Suppose I were to make these two rules:
“Allow TCP Out From IP [my computer] To IP Any Where Source Port Is Any And Destination Port is 80”
“Allow TCP In From IP [my computer] To IP Any Where Source Port Is Any And Destination Port is 80”
How are these two rules different? In each case the IP’s and Ports indicate traffic from my computer to a website or other HTTP server. What purpose does the “In” and “Out” serve that isn’t already established by the other 4 variables?
My point is: “from and to” and “source and destination” already imply direction. But if comodo is supplementing that with “in and out” does that mean comodo does not incorporate direction in the use of “from and to” and “source and destination”? Or is it just a layer of redundancy?

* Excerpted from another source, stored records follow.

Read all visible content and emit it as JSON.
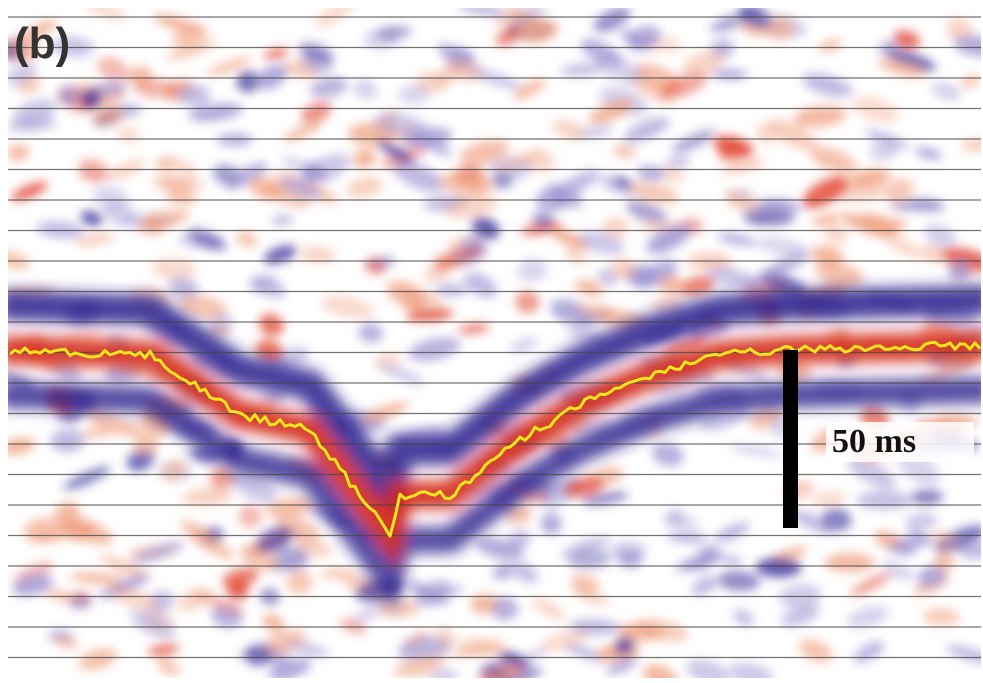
{
  "panel_label": "(b)",
  "scale_bar": {
    "label": "50 ms"
  }
}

I actually prefer local and remote terminology, but think that adding the in and out helps prevent confusion like your second rule. TCP is a connection oriented protocol, and you can do 2 things: request a connection with another computer, which can either allow or block the connection; and when a connection request comes in from another computer you can either allow or block it. Once a connection is established, datagrams can go both ways, but the connector in a sense has control over the traffic with the connectee. So for out, you are always the source computer, for in, you are always the destination computer. You can’t make another computer take your TCP request as in rule two. A valid form of your second rule, used often, is “block tcp in from any to my computer from port 80 to any”. It doesn’t do much to try to block inputs to your port 80 unless you are an http server, but sometimes the http servers send a bunch of trash to you.
Now if you allow tcp in/out, things get a little confused again-thus my preference for local and remote. And just grit your teeth when allowing TCP/UDP and remember that ports only apply to TCP. But you get used to the Comodo syntax after a bit.